123456789101112131415161718192021222324252627282930313233343536373839404142434445464748495051525354555657 |
- :ss:"<html><!-- comment --><body/></html>" / Sample xml text with a variety of tag types
- :ds:&'"<>"=\:ss / find the delimiters
- :sp:&'"!?/]-"=\:ss / find indices "helper" characters for (sp)ecial tag types
- / this produces a list of indices for each helper character
- ss@sp+1 / look for the characters following a helper character
- ss@sp-1 / look for the characters preceding a helper character
- (sp:&'"!?/]-"=\:ss)+\:/:-1 1 / Both!!
- ds[0]?sp-1 / See which characters preceding helper chars are opening delimeters
- ~^ds[0]?sp-1 / We don't need to know which particular delimiter
- / Just that there is one
- ~^ds?'(sp:&'"!?/]-"=\:ss)+\:/:-1 1 / Both!

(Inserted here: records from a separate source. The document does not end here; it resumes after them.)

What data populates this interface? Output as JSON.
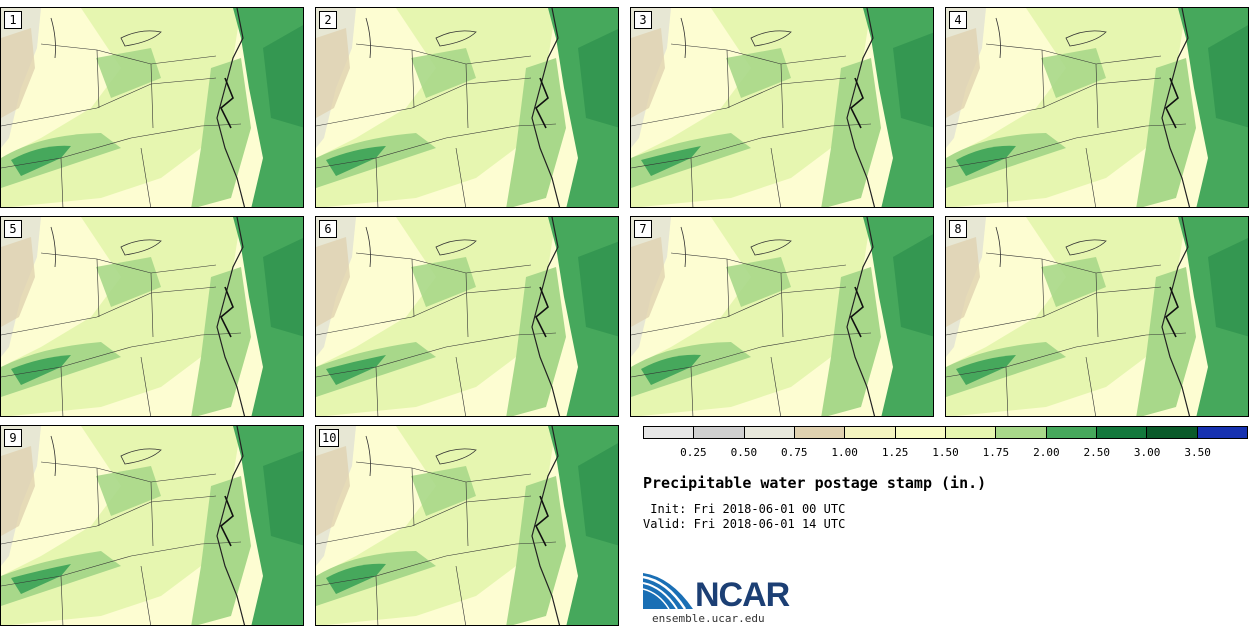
{
  "panels": [
    {
      "label": "1"
    },
    {
      "label": "2"
    },
    {
      "label": "3"
    },
    {
      "label": "4"
    },
    {
      "label": "5"
    },
    {
      "label": "6"
    },
    {
      "label": "7"
    },
    {
      "label": "8"
    },
    {
      "label": "9"
    },
    {
      "label": "10"
    }
  ],
  "colorbar": {
    "ticks": [
      "0.25",
      "0.50",
      "0.75",
      "1.00",
      "1.25",
      "1.50",
      "1.75",
      "2.00",
      "2.50",
      "3.00",
      "3.50"
    ],
    "colors": [
      "#e6e6e6",
      "#d0d0d0",
      "#e8e8dc",
      "#e0d2b0",
      "#f4f4c0",
      "#f8fcc4",
      "#e6f6b0",
      "#a8d88a",
      "#46a85c",
      "#13783c",
      "#0a5a2a",
      "#1631b0"
    ]
  },
  "title": "Precipitable water postage stamp (in.)",
  "init_line": " Init: Fri 2018-06-01 00 UTC",
  "valid_line": "Valid: Fri 2018-06-01 14 UTC",
  "logo": {
    "text": "NCAR",
    "url": "ensemble.ucar.edu"
  },
  "map_colors": {
    "dry": "#e0d2b0",
    "base": "#fdfdd2",
    "light": "#e6f6b0",
    "mid": "#a8d88a",
    "dark": "#46a85c",
    "darkest": "#13783c",
    "gray": "#d5d5d5"
  }
}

- &''~^ds?'(sp:&'"!?/]-"=\:ss)+\:/:-1 1 / Find the indices into the lists of special characters
- / Find the indices of the actual characters (adjusting back)
- :sp:-1 1+'sp@'/:&''~^ds?'(sp:&'"!?/]-"=\:ss)+\:/:-1 1
- qs:&'"'\""=\:x / Find both single and double quotes
- / Now to tackle comments and CDATA
- sp[1] / closing special delimiters
- sp[1;4 3] / find "->" and "]>"
- ss@cl:sp[1;4 3]-2 / Look back a couple of characters
- "-]"='ss@cl / find "-->" and "]]>"
- cl:2+cl@'&'"-]"='ss@cl / Keep track of where we found this
- / Now look for openers
- ss@(op:sp[0;0])+\:2+!7 / Look for the first seven characters after "<!"

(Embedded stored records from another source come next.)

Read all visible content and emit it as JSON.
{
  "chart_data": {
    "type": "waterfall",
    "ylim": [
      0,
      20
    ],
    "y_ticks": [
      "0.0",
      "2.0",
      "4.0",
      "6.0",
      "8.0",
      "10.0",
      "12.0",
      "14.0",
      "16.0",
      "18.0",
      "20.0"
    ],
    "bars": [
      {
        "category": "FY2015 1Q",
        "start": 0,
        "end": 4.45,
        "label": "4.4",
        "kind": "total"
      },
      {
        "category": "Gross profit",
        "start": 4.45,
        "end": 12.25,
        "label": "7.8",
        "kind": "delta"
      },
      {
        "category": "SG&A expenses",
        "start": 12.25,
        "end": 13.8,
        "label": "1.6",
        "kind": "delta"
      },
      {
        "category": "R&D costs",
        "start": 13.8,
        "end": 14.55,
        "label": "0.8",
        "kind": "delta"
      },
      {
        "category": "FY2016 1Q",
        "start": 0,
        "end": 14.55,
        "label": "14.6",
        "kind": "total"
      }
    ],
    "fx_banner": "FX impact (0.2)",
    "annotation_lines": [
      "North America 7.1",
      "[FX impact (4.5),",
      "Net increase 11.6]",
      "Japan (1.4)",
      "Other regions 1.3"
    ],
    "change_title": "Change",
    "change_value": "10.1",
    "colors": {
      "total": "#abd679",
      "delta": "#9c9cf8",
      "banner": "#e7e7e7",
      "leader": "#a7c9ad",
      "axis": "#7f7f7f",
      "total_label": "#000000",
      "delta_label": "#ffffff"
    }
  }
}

- / See check which of these look like the beginning of a comment or CDATA
- ("--";"[CDATA["){x~(#x)#y}/:\:ss@(op:sp[0;0])+\:2+!7
- / And find the original indices
- op:op@/:&'("--";"[CDATA["){x~(#x)#y}/:\:ss@(op:sp[0;0])+\:2+!7
- / Now we have candidates for opening and closing comments and CDATA
- / Now we have to clean things up
- / What can happen?
- :ss0:"<!-- <!-- --> -->" / Comments don't nest!
- / Actually, this is illegal syntax. "<" must only be used to open a tag
- :ss0:"<!-- >!-- --> -->" / Nothing wrong with this, though
- / The comment is closed by the first closing comment
- :tst:"(open close) close) (open close)" / Let's make it look simpler
- :oc:&'"()"=\:tst / indices of open and closed characters
- (#'oc)#'1 -1 / replace open indices with 1's and close indices with -1's
- (,/(#'oc)#'1 -1)@g:<v:,/oc / flatten and sort by the (flattened) indices
- +\(,/(#'oc)#'1 -1)@g:<v:,/oc / Where the sum scan dips below 0 is when we have too many close chars
- / We want to throw those out, so let's focus on them
- 0&\+\(,/(#'oc)#'1 -1)@g:<v:,/oc / only spots where we're zero or lower
- 0<':0&\+\(,/(#'oc)#'1 -1)@g:<v:,/oc / lower than even the previous one so another redundant close
- / These are the ones we throw out
- fm:{(v@g)@&~0<':0&\+\(,/(#'x)#'1 -1)@g:<v:,/x}
- / This finds the "first match" for each opening character
- @[&#tst;fm@oc;:;1] / For debugging let's mark which indices we've kept
- `0:(tst;" ^"@[&#tst;fm@oc;:;1]) / And line them up with the text
- / Notice that fm returns a list of indices which alternates
- / open and close characters
- ev:#'/|1(2*-2!#:)'\ / ev ensures you have a list of even length
- / technically shouldn't happen, but it couldn't hurt
- / After applying fm to open and closed comments and CDATA sequences,
- / We want to ensure that comments in CDATA and vice versa are just text
- ss:"(easy)([])[()][peasy]([)[)]" / Let's simply by making using parens a braces
- / The idea is to think of each as quoting the other
- / and we're looking for unquoted characters
|